India is a rainbow of colors so bright it hurts your eyes first thing on a grey smoggy morning. It’s hard to tell if it’s the millions of motorbikes polluting the grey brown skies or just the dirt and waste kicked up on the streets from the majestic Bangalore trash cow, as she lumbers through piles of trash and munches on a waste land of breakfast snacks. Behind the background of smog and trash cows, saris in bright pinks, greens and oranges are so bright neon against the smoggy grey sky and crumbling grey cement buildings. Green and bright yellow rickshaws dart around beeping their horns as this city of 4.3 million wake up and start their day.
Outside of the trash cows and the traffic, India is the most amazing freshly made Parathas, rotis and chapatis, grilled just minutes earlier, cooked on the griddle with ghee and delivered piping hot to your table in the corner at the popular Empire Restaurant. Empire is kind of like a fast food Chipotle restaurant back at home in the U.S. if Chipotle felt like it was dropped into the middle of a poverty stricken country with trash coating every inch of street in between cattle milling with traffic and two hundred motor bikes.
India is the most amazing orange and hot pink sunsets watched from the roof top of buildings as the sun dips behind mosques and church steeples in the distance and you listen to the evening call to prayer reflecting off the buildings. In Bangalore, you can always hear the evening call to prayer amid the honking horns of thousands of impatient lawless Indian drivers.
Three weeks ago when we arrived in Bangalore, I was bitching and morning like a spoiled American about having to pee in a virtual hole in the ground. That was before I started to discover what life in India really is like.
Three cow dodging, curry consuming, paneer making weeks later and I’m that person squatting over a hole in the ground plumbing system that India considers a toilet and cursing the stupid Americans in this tourist knick nack shop that can’t use the India toilettes correctly.
I’m also smiling and saying thank you India toilets for cracking my back for the first time in two weeks. Squatting over a cramped Indian women’s restroom toilet while balancing a long summer skirt, my handbag and my tourist shopping packages was enough to crack my back in an exquisite way that usually takes a visit to the chiropractor.
Thank you India from my spine and my stomach for an exceptional Tour of India.
Of course this was right after I noticed that even though there was a waste bucket in this restroom someone, a dumb American I’m quite sure, in this touristy area of Bangalore, threw their paper into the loo.
Three weeks ago The Hungry Mountaineer was grumbling about having to bring her own TP to Indias toilets and packing it out with her afterwards (I’m a camper; Leave no Trace!) Honestly traveling in India none of the toilet experiences I have had have been anywhere near as bad as people told me about!
One of my favorite things about India (Besides the sunsets) was the Coconut Rice; It was unlike any rice I have ever had before in my life!
My boyfriends sister in law made making coconut rice look easy.

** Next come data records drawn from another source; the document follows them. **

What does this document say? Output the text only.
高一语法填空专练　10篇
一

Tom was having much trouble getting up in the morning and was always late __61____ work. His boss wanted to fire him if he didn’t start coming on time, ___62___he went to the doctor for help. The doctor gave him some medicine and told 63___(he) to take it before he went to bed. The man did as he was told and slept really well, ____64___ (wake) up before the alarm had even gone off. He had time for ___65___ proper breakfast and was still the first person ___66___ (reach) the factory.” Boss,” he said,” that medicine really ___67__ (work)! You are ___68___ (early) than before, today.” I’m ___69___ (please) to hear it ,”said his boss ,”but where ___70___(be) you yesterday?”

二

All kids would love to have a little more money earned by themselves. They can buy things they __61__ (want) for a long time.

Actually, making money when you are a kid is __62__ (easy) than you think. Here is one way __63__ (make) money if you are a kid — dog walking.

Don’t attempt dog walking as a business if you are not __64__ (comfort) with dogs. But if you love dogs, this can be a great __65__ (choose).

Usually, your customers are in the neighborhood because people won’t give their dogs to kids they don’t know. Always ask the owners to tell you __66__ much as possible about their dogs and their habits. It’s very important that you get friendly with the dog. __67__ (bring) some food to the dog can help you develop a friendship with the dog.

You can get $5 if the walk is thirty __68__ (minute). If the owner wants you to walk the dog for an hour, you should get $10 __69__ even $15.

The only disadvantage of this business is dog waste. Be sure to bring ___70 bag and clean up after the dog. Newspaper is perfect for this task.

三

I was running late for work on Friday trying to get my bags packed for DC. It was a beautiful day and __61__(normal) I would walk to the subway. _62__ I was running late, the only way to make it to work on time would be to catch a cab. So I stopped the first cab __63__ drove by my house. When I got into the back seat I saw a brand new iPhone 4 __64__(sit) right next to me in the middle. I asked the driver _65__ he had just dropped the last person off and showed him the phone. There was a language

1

I thought it would be until I had two Glasses of Chardonnay and decided to attack a coconut with a mallet for the first time.
Take my advice; don’t try to get the meat out of the coconut while drinking wine! It’s a lot easier to do this step when you are not hosting a dinner party and everyone is watching you attacking a coconut with a mallet and a knife!
Coconut Rice with Saffron and Star Anise
2 cups basmati rice
2 star anise
1 piece cinnamon stick
3 tablespoons ghee
4 cardamom seeds
6 curry leaves, chopped
Small handful mint leaves, chopped
2 teaspoons ground saffron
1 1/2 teaspoon salt
Climb up the tree and pick the coconuts. Scoop out the meat with a sharp knife and let rest in warm water twenty minutes. Grind the coconut flesh and about a cup of water in a food processed for thirty seconds until smooth. Squeeze out all the milk through a strainer.
Reserve about half a cup of the coconut meat to add at the end.
In the ghee cook the mint leaves, curry leaves, cloves, cinnamon and cardamom.
Cook the basmati rice in about half the recommended water for ten minutes. Add the strained coconut milk. Add the star anise and the cooked herbs. Let the rice continue to cook until the fully cooked. Serve with fried onion pieces and a sprinkle of cashews and the reserved coconut meat.